Isro’s GSLV-D6 with indigenous cryo engine successfully places GSAT-6 in orbit
SRIHARIKOTA: Indian Space Research Organization (Isro) on Thursday cleared all doubts on its cryogenic capabilities, successfully launching the Geostationary Satellite Launch Vehicle (GSLV-D6), placing GSAT-6, a 2,117kg communication satellite in orbit.
This marks the second successful GSLV launch using an indigenous cryogenic engine. The first launch, on April 15, 2010 was a failure, followed by the second one on January 5, 2014 which was a success.
GSLV-D6 carrying GSAT-6 lifted off from Sriharikota spaceport at 4.52pm as scheduled. This was the ninth flight of the Geostationary Satellite Launch Vehicle.
Around 17 minutes after liftoff, the rocket injected GSAT-6 into a Geosynchronous Transfer Orbit (GTO), making the mission a success.”We have understood the intricacies of a cryogenic engine. The rocket performed normally,” said Isro chairman A S Kiran Kumar.

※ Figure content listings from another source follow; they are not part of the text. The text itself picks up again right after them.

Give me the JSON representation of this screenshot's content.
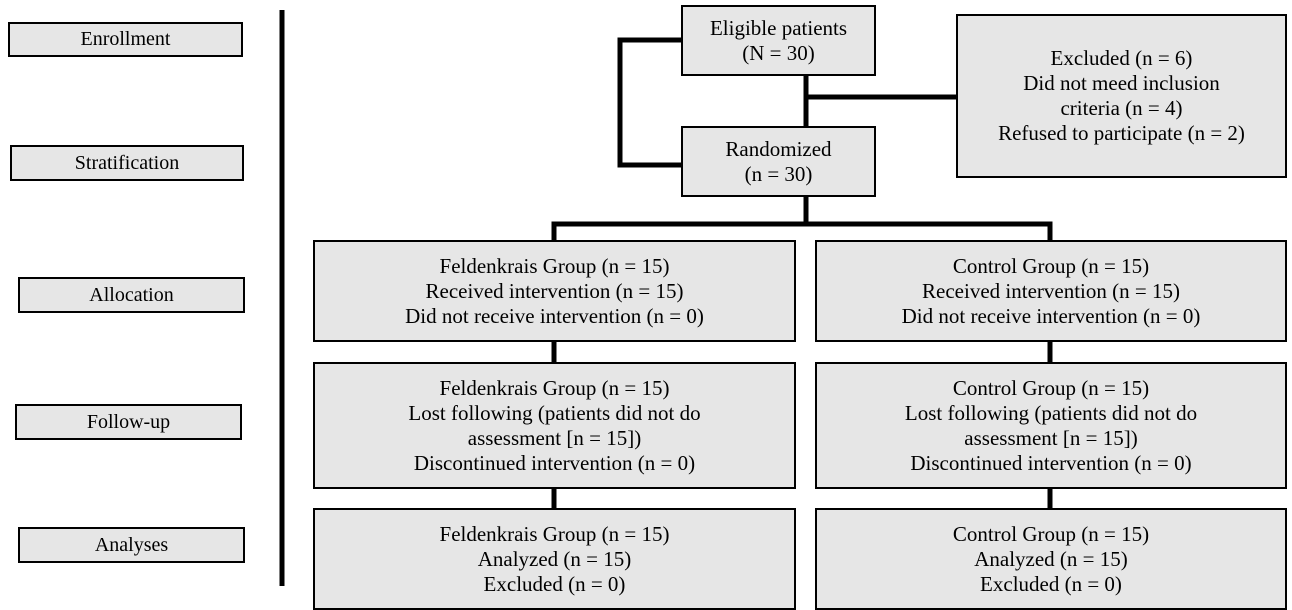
{
  "stages": [
    "Enrollment",
    "Stratification",
    "Allocation",
    "Follow-up",
    "Analyses"
  ],
  "eligible": [
    "Eligible patients",
    "(N = 30)"
  ],
  "excluded": [
    "Excluded (n = 6)",
    "Did not meed inclusion",
    "criteria (n = 4)",
    "Refused to participate (n = 2)"
  ],
  "randomized": [
    "Randomized",
    "(n = 30)"
  ],
  "arms": [
    {
      "allocation": [
        "Feldenkrais Group (n = 15)",
        "Received intervention (n = 15)",
        "Did not receive intervention (n = 0)"
      ],
      "follow_up": [
        "Feldenkrais Group (n = 15)",
        "Lost following (patients did not do",
        "assessment [n = 15])",
        "Discontinued intervention (n = 0)"
      ],
      "analyses": [
        "Feldenkrais Group (n = 15)",
        "Analyzed (n = 15)",
        "Excluded (n = 0)"
      ]
    },
    {
      "allocation": [
        "Control Group (n = 15)",
        "Received intervention (n = 15)",
        "Did not receive intervention (n = 0)"
      ],
      "follow_up": [
        "Control Group (n = 15)",
        "Lost following (patients did not do",
        "assessment [n = 15])",
        "Discontinued intervention (n = 0)"
      ],
      "analyses": [
        "Control Group (n = 15)",
        "Analyzed (n = 15)",
        "Excluded (n = 0)"
      ]
    }
  ]
}
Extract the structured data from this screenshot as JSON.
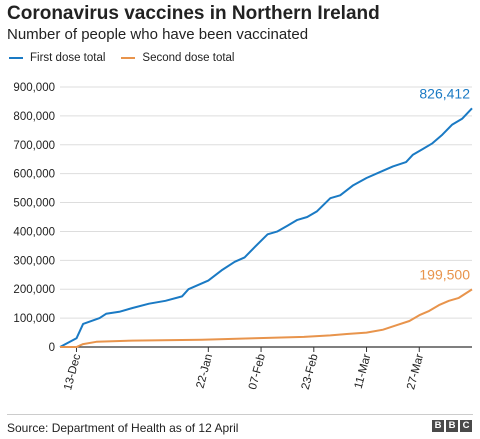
{
  "header": {
    "title": "Coronavirus vaccines in Northern Ireland",
    "subtitle": "Number of people who have been vaccinated"
  },
  "footer": {
    "source": "Source: Department of Health as of 12 April",
    "logo_letters": [
      "B",
      "B",
      "C"
    ]
  },
  "chart_data": {
    "type": "line",
    "x_axis": {
      "ticks": [
        "13-Dec",
        "22-Jan",
        "07-Feb",
        "23-Feb",
        "11-Mar",
        "27-Mar"
      ],
      "tick_dates": [
        "2020-12-13",
        "2021-01-22",
        "2021-02-07",
        "2021-02-23",
        "2021-03-11",
        "2021-03-27"
      ],
      "range": [
        "2020-12-08",
        "2021-04-12"
      ]
    },
    "y_axis": {
      "ticks": [
        "900,000",
        "800,000",
        "700,000",
        "600,000",
        "500,000",
        "400,000",
        "300,000",
        "200,000",
        "100,000",
        "0"
      ],
      "tick_values": [
        900000,
        800000,
        700000,
        600000,
        500000,
        400000,
        300000,
        200000,
        100000,
        0
      ],
      "ylim": [
        0,
        900000
      ]
    },
    "grid": true,
    "legend_position": "top-left",
    "series": [
      {
        "name": "First dose total",
        "color": "#1a7ac4",
        "end_label": "826,412",
        "points": [
          [
            "2020-12-08",
            0
          ],
          [
            "2020-12-13",
            30000
          ],
          [
            "2020-12-15",
            80000
          ],
          [
            "2020-12-20",
            100000
          ],
          [
            "2020-12-22",
            115000
          ],
          [
            "2020-12-26",
            122000
          ],
          [
            "2020-12-30",
            135000
          ],
          [
            "2021-01-04",
            150000
          ],
          [
            "2021-01-09",
            160000
          ],
          [
            "2021-01-14",
            175000
          ],
          [
            "2021-01-16",
            200000
          ],
          [
            "2021-01-22",
            230000
          ],
          [
            "2021-01-26",
            265000
          ],
          [
            "2021-01-30",
            295000
          ],
          [
            "2021-02-02",
            310000
          ],
          [
            "2021-02-05",
            345000
          ],
          [
            "2021-02-09",
            390000
          ],
          [
            "2021-02-12",
            400000
          ],
          [
            "2021-02-15",
            420000
          ],
          [
            "2021-02-18",
            440000
          ],
          [
            "2021-02-21",
            450000
          ],
          [
            "2021-02-24",
            470000
          ],
          [
            "2021-02-28",
            515000
          ],
          [
            "2021-03-03",
            525000
          ],
          [
            "2021-03-07",
            560000
          ],
          [
            "2021-03-11",
            585000
          ],
          [
            "2021-03-15",
            605000
          ],
          [
            "2021-03-19",
            625000
          ],
          [
            "2021-03-23",
            640000
          ],
          [
            "2021-03-25",
            665000
          ],
          [
            "2021-03-28",
            685000
          ],
          [
            "2021-03-31",
            705000
          ],
          [
            "2021-04-03",
            735000
          ],
          [
            "2021-04-06",
            770000
          ],
          [
            "2021-04-09",
            790000
          ],
          [
            "2021-04-12",
            826412
          ]
        ]
      },
      {
        "name": "Second dose total",
        "color": "#e8944c",
        "end_label": "199,500",
        "points": [
          [
            "2020-12-08",
            0
          ],
          [
            "2020-12-13",
            0
          ],
          [
            "2020-12-15",
            10000
          ],
          [
            "2020-12-19",
            18000
          ],
          [
            "2020-12-30",
            22000
          ],
          [
            "2021-01-20",
            25000
          ],
          [
            "2021-02-05",
            30000
          ],
          [
            "2021-02-20",
            35000
          ],
          [
            "2021-02-28",
            40000
          ],
          [
            "2021-03-05",
            45000
          ],
          [
            "2021-03-11",
            50000
          ],
          [
            "2021-03-16",
            60000
          ],
          [
            "2021-03-20",
            75000
          ],
          [
            "2021-03-24",
            90000
          ],
          [
            "2021-03-27",
            110000
          ],
          [
            "2021-03-30",
            125000
          ],
          [
            "2021-04-02",
            145000
          ],
          [
            "2021-04-05",
            160000
          ],
          [
            "2021-04-08",
            170000
          ],
          [
            "2021-04-10",
            185000
          ],
          [
            "2021-04-12",
            199500
          ]
        ]
      }
    ]
  }
}
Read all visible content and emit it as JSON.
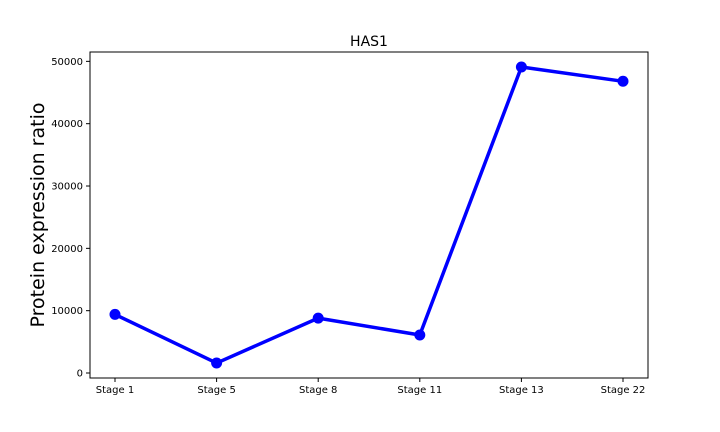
{
  "chart_data": {
    "type": "line",
    "title": "HAS1",
    "xlabel": "",
    "ylabel": "Protein expression ratio",
    "categories": [
      "Stage 1",
      "Stage 5",
      "Stage 8",
      "Stage 11",
      "Stage 13",
      "Stage 22"
    ],
    "series": [
      {
        "values": [
          9400,
          1600,
          8800,
          6100,
          49100,
          46800
        ]
      }
    ],
    "ylim": [
      -800,
      51500
    ],
    "yticks": [
      0,
      10000,
      20000,
      30000,
      40000,
      50000
    ],
    "ytick_labels": [
      "0",
      "10000",
      "20000",
      "30000",
      "40000",
      "50000"
    ],
    "grid": false,
    "legend": "none",
    "line_color": "#0000ff",
    "marker": "circle"
  }
}
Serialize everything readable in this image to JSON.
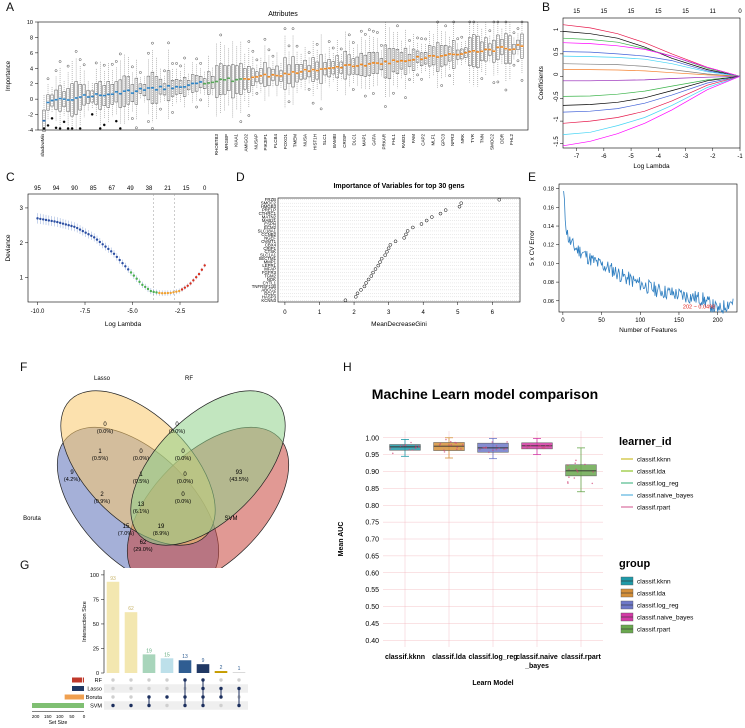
{
  "panel_labels": [
    "A",
    "B",
    "C",
    "D",
    "E",
    "F",
    "G",
    "H"
  ],
  "chart_data": [
    {
      "id": "A",
      "type": "box",
      "title": "Attributes",
      "ylabel": "Importance",
      "ylim": [
        -4,
        10
      ],
      "yticks": [
        -4,
        -2,
        0,
        2,
        4,
        6,
        8,
        10
      ],
      "n_boxes": 120,
      "tick_labels": [
        "shadowMin",
        "RHOBTB3",
        "MRGBP",
        "KIAA1",
        "AMIGO2",
        "NUSAP",
        "PIK3IP1",
        "PLCB4",
        "FOXO1",
        "TMEM",
        "NUSA",
        "HIST1H",
        "SLC1",
        "BAMBI",
        "CRISP",
        "DLC1",
        "MAP1",
        "GATA",
        "PRKAR",
        "FHL1",
        "RAB31",
        "FAM",
        "CAP2",
        "MLF1",
        "GPC3",
        "NPR3",
        "NRK",
        "TYR",
        "TNN",
        "SMOC2",
        "DDR",
        "FHL2"
      ]
    },
    {
      "id": "B",
      "type": "line",
      "xlabel": "Log Lambda",
      "ylabel": "Coefficients",
      "xlim": [
        -7.5,
        -1
      ],
      "ylim": [
        -1.6,
        1.3
      ],
      "xticks": [
        -7,
        -6,
        -5,
        -4,
        -3,
        -2,
        -1
      ],
      "yticks": [
        -1.5,
        -1,
        -0.5,
        0,
        0.5,
        1
      ],
      "top_axis": [
        15,
        15,
        15,
        15,
        15,
        11,
        0
      ],
      "series": [
        {
          "values": [
            1.15,
            1.08,
            0.95,
            0.75,
            0.5,
            0.2,
            0.0
          ],
          "color": "#e6194b"
        },
        {
          "values": [
            1.0,
            0.95,
            0.85,
            0.65,
            0.4,
            0.15,
            0.0
          ],
          "color": "#000000"
        },
        {
          "values": [
            0.85,
            0.82,
            0.76,
            0.62,
            0.45,
            0.18,
            0.0
          ],
          "color": "#3cb44b"
        },
        {
          "values": [
            0.75,
            0.73,
            0.68,
            0.6,
            0.45,
            0.2,
            0.0
          ],
          "color": "#ff00ff"
        },
        {
          "values": [
            0.55,
            0.54,
            0.5,
            0.45,
            0.35,
            0.12,
            0.0
          ],
          "color": "#4363d8"
        },
        {
          "values": [
            0.45,
            0.44,
            0.42,
            0.38,
            0.28,
            0.1,
            0.0
          ],
          "color": "#42d4f4"
        },
        {
          "values": [
            0.28,
            0.27,
            0.26,
            0.22,
            0.15,
            0.05,
            0.0
          ],
          "color": "#808080"
        },
        {
          "values": [
            0.15,
            0.15,
            0.14,
            0.12,
            0.08,
            0.03,
            0.0
          ],
          "color": "#f58231"
        },
        {
          "values": [
            -0.1,
            -0.1,
            -0.09,
            -0.08,
            -0.05,
            -0.02,
            0.0
          ],
          "color": "#911eb4"
        },
        {
          "values": [
            -0.45,
            -0.44,
            -0.4,
            -0.33,
            -0.22,
            -0.08,
            0.0
          ],
          "color": "#3cb44b"
        },
        {
          "values": [
            -0.65,
            -0.63,
            -0.58,
            -0.48,
            -0.32,
            -0.1,
            0.0
          ],
          "color": "#000000"
        },
        {
          "values": [
            -0.8,
            -0.78,
            -0.72,
            -0.6,
            -0.42,
            -0.15,
            0.0
          ],
          "color": "#4363d8"
        },
        {
          "values": [
            -1.05,
            -1.0,
            -0.92,
            -0.78,
            -0.55,
            -0.2,
            0.0
          ],
          "color": "#e6194b"
        },
        {
          "values": [
            -1.3,
            -1.25,
            -1.1,
            -0.92,
            -0.65,
            -0.25,
            0.0
          ],
          "color": "#42d4f4"
        },
        {
          "values": [
            -1.55,
            -1.45,
            -1.28,
            -1.05,
            -0.75,
            -0.3,
            0.0
          ],
          "color": "#ff00ff"
        }
      ],
      "x": [
        -7.5,
        -6.5,
        -5.5,
        -4.5,
        -3.5,
        -2.2,
        -1.0
      ]
    },
    {
      "id": "C",
      "type": "scatter",
      "xlabel": "Log Lambda",
      "ylabel": "Deviance",
      "xlim": [
        -10.5,
        -0.5
      ],
      "ylim": [
        0.3,
        3.4
      ],
      "xticks": [
        -10.0,
        -7.5,
        -5.0,
        -2.5
      ],
      "xtick_labels": [
        "-10.0",
        "-7.5",
        "-5.0",
        "-2.5"
      ],
      "yticks": [
        1,
        2,
        3
      ],
      "top_axis": [
        95,
        94,
        90,
        85,
        67,
        49,
        38,
        21,
        15,
        0
      ],
      "vlines": [
        -3.9,
        -2.8
      ],
      "curve_x": [
        -10.0,
        -9.0,
        -8.0,
        -7.0,
        -6.0,
        -5.0,
        -4.5,
        -4.0,
        -3.5,
        -3.0,
        -2.5,
        -2.0,
        -1.5,
        -1.2
      ],
      "curve_y": [
        2.7,
        2.6,
        2.45,
        2.15,
        1.7,
        1.1,
        0.8,
        0.6,
        0.55,
        0.56,
        0.62,
        0.8,
        1.1,
        1.35
      ]
    },
    {
      "id": "D",
      "type": "scatter",
      "title": "Importance of Variables for top 30 gens",
      "xlabel": "MeanDecreaseGini",
      "xlim": [
        -0.2,
        6.8
      ],
      "xticks": [
        0,
        1,
        2,
        3,
        4,
        5,
        6
      ],
      "genes": [
        "FRZB",
        "SMOC2",
        "HMGB3",
        "PRELP",
        "CTHRC1",
        "MATN2",
        "MAB21",
        "ESPN",
        "ECM2",
        "SLC18A1",
        "CCNB2",
        "NGEF",
        "OVMT1",
        "CBX4",
        "CRIP1",
        "CTSK",
        "SLC1A1",
        "SECTM1",
        "MMP1",
        "LEPRL",
        "MFAP",
        "FGFR3",
        "TGM2",
        "NOK",
        "CYTL1",
        "TNFRSF11B",
        "ABCG2",
        "GCLC",
        "HASP3",
        "KCNN3"
      ],
      "values": [
        6.2,
        5.1,
        5.05,
        4.65,
        4.5,
        4.25,
        4.1,
        3.95,
        3.7,
        3.55,
        3.5,
        3.45,
        3.2,
        3.05,
        3.0,
        2.95,
        2.9,
        2.8,
        2.75,
        2.7,
        2.62,
        2.55,
        2.5,
        2.42,
        2.35,
        2.3,
        2.2,
        2.1,
        2.05,
        1.75
      ]
    },
    {
      "id": "E",
      "type": "line",
      "xlabel": "Number of Features",
      "ylabel": "5 x CV Error",
      "xlim": [
        -5,
        225
      ],
      "ylim": [
        0.048,
        0.185
      ],
      "xticks": [
        0,
        50,
        100,
        150,
        200
      ],
      "yticks": [
        0.06,
        0.08,
        0.1,
        0.12,
        0.14,
        0.16,
        0.18
      ],
      "annotation": "202 ~ 0.0498",
      "anchor_x": [
        1,
        3,
        5,
        8,
        12,
        18,
        25,
        35,
        45,
        60,
        80,
        100,
        120,
        140,
        160,
        180,
        202,
        215,
        220
      ],
      "anchor_y": [
        0.175,
        0.15,
        0.135,
        0.125,
        0.12,
        0.115,
        0.112,
        0.105,
        0.1,
        0.095,
        0.085,
        0.078,
        0.072,
        0.068,
        0.065,
        0.062,
        0.0498,
        0.058,
        0.06
      ]
    },
    {
      "id": "G",
      "type": "bar",
      "ylabel": "Intersection Size",
      "xlabel": "Set Size",
      "ylim": [
        0,
        105
      ],
      "yticks": [
        0,
        25,
        50,
        75,
        100
      ],
      "values": [
        93,
        62,
        19,
        15,
        13,
        9,
        2,
        1
      ],
      "bar_colors": [
        "#f3e7b0",
        "#f3e7b0",
        "#a8d5bb",
        "#bde0ea",
        "#2f5d92",
        "#203864",
        "#c69c00",
        "#d9d9d9"
      ],
      "sets": [
        "RF",
        "Lasso",
        "Boruta",
        "SVM"
      ],
      "set_colors": [
        "#c0392b",
        "#203864",
        "#f0a050",
        "#7fbf72"
      ],
      "set_sizes": [
        5,
        10,
        80,
        215
      ],
      "set_size_ticks": [
        "200",
        "150",
        "100",
        "50",
        "0"
      ],
      "matrix": [
        [
          3
        ],
        [
          3
        ],
        [
          2,
          3
        ],
        [
          2
        ],
        [
          0,
          2,
          3
        ],
        [
          0,
          1,
          2,
          3
        ],
        [
          1,
          2
        ],
        [
          1,
          3
        ]
      ]
    },
    {
      "id": "H",
      "type": "box",
      "title": "Machine Learn model comparison",
      "xlabel": "Learn Model",
      "ylabel": "Mean AUC",
      "ylim": [
        0.38,
        1.02
      ],
      "yticks": [
        0.4,
        0.45,
        0.5,
        0.55,
        0.6,
        0.65,
        0.7,
        0.75,
        0.8,
        0.85,
        0.9,
        0.95,
        1.0
      ],
      "ytick_labels": [
        "0.40",
        "0.45",
        "0.50",
        "0.55",
        "0.60",
        "0.65",
        "0.70",
        "0.75",
        "0.80",
        "0.85",
        "0.90",
        "0.95",
        "1.00"
      ],
      "categories": [
        "classif.kknn",
        "classif.lda",
        "classif.log_reg",
        "classif.naive_bayes",
        "classif.rpart"
      ],
      "category_lines": [
        [
          "classif.kknn"
        ],
        [
          "classif.lda"
        ],
        [
          "classif.log_reg"
        ],
        [
          "classif.naive",
          "_bayes"
        ],
        [
          "classif.rpart"
        ]
      ],
      "boxes": [
        {
          "min": 0.945,
          "q1": 0.963,
          "median": 0.973,
          "q3": 0.98,
          "max": 0.995,
          "color": "#1f9aa8"
        },
        {
          "min": 0.94,
          "q1": 0.962,
          "median": 0.975,
          "q3": 0.986,
          "max": 1.0,
          "color": "#d5903a"
        },
        {
          "min": 0.938,
          "q1": 0.957,
          "median": 0.97,
          "q3": 0.984,
          "max": 0.998,
          "color": "#6f79c9"
        },
        {
          "min": 0.95,
          "q1": 0.967,
          "median": 0.976,
          "q3": 0.985,
          "max": 0.998,
          "color": "#d33aa6"
        },
        {
          "min": 0.84,
          "q1": 0.887,
          "median": 0.902,
          "q3": 0.92,
          "max": 0.97,
          "color": "#6aa84f"
        }
      ],
      "legend1_title": "learner_id",
      "legend2_title": "group",
      "legend_items": [
        "classif.kknn",
        "classif.lda",
        "classif.log_reg",
        "classif.naive_bayes",
        "classif.rpart"
      ],
      "legend_line_colors": [
        "#c2b000",
        "#7ab800",
        "#2fae74",
        "#3aa6d9",
        "#d1508b"
      ]
    }
  ],
  "venn": {
    "id": "F",
    "sets": [
      "Lasso",
      "RF",
      "Boruta",
      "SVM"
    ],
    "colors": [
      "#f9c96b",
      "#8fd18a",
      "#5b6fb8",
      "#c9463d"
    ],
    "regions": [
      {
        "count": "0",
        "pct": "(0.0%)"
      },
      {
        "count": "0",
        "pct": "(0.0%)"
      },
      {
        "count": "1",
        "pct": "(0.5%)"
      },
      {
        "count": "0",
        "pct": "(0.0%)"
      },
      {
        "count": "0",
        "pct": "(0.0%)"
      },
      {
        "count": "9",
        "pct": "(4.2%)"
      },
      {
        "count": "93",
        "pct": "(43.5%)"
      },
      {
        "count": "1",
        "pct": "(0.5%)"
      },
      {
        "count": "0",
        "pct": "(0.0%)"
      },
      {
        "count": "2",
        "pct": "(0.9%)"
      },
      {
        "count": "0",
        "pct": "(0.0%)"
      },
      {
        "count": "13",
        "pct": "(6.1%)"
      },
      {
        "count": "15",
        "pct": "(7.0%)"
      },
      {
        "count": "19",
        "pct": "(8.9%)"
      },
      {
        "count": "62",
        "pct": "(29.0%)"
      }
    ]
  }
}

GSAT-6 provides communication through five spot beams in S-band and a national beam in C-band for strategic users. One of the advanced features of GSAT-6 satellite is its S-Band Unfurlable Antenna of 6 m diameter. This is the largest satellite antenna realized by Isro and it has a life of nine years. GSAT-6 will be used mainly for military purposes.
GSLV-D6 vehicle was configured with all its three stages including the cryogenic upper stage (CUS) similar to the ones successfully flown during the previous GSLV-D5 mission in January 2014, an Isro statement said.
The metallic payload fairing of GSLV-D6 had a diameter of 3.4 m. The overall length of GSLV-D6 was 49.1 mass with a lift-off mass of 416 tonne.
The cryogenic upper stage on GSLV-D6 was designated as CUS-06. A cryogenic rocket stage is more efficient and provides more thrust for every kilogram of propellant it burns compared to solid and earth-storable liquid propellant rocket stages.
The cryogenic stage is technically a very complex system compared to solid or earth-storable liquid propellant stages due to its use of propellants at extremely low temperatures and the associated thermal and structural challenges. Oxygen liquefies at -183-degrees celsius and Hydrogen at -253-degrees celsius. The propellants, at these low temperatures, are to be pumped using turbo pumps running at around 40,000 rpm.
The main engine and two smaller steering engines of CUS together develop a nominal thrust of 73.55 kN in vacuum. During the flight, CUS fires for a nominal duration of 720 seconds. S-band telemetry and C-band transponders enable GSLV-D6 performance monitoring, tracking, range safety/flight safety and preliminary orbit determination (POD).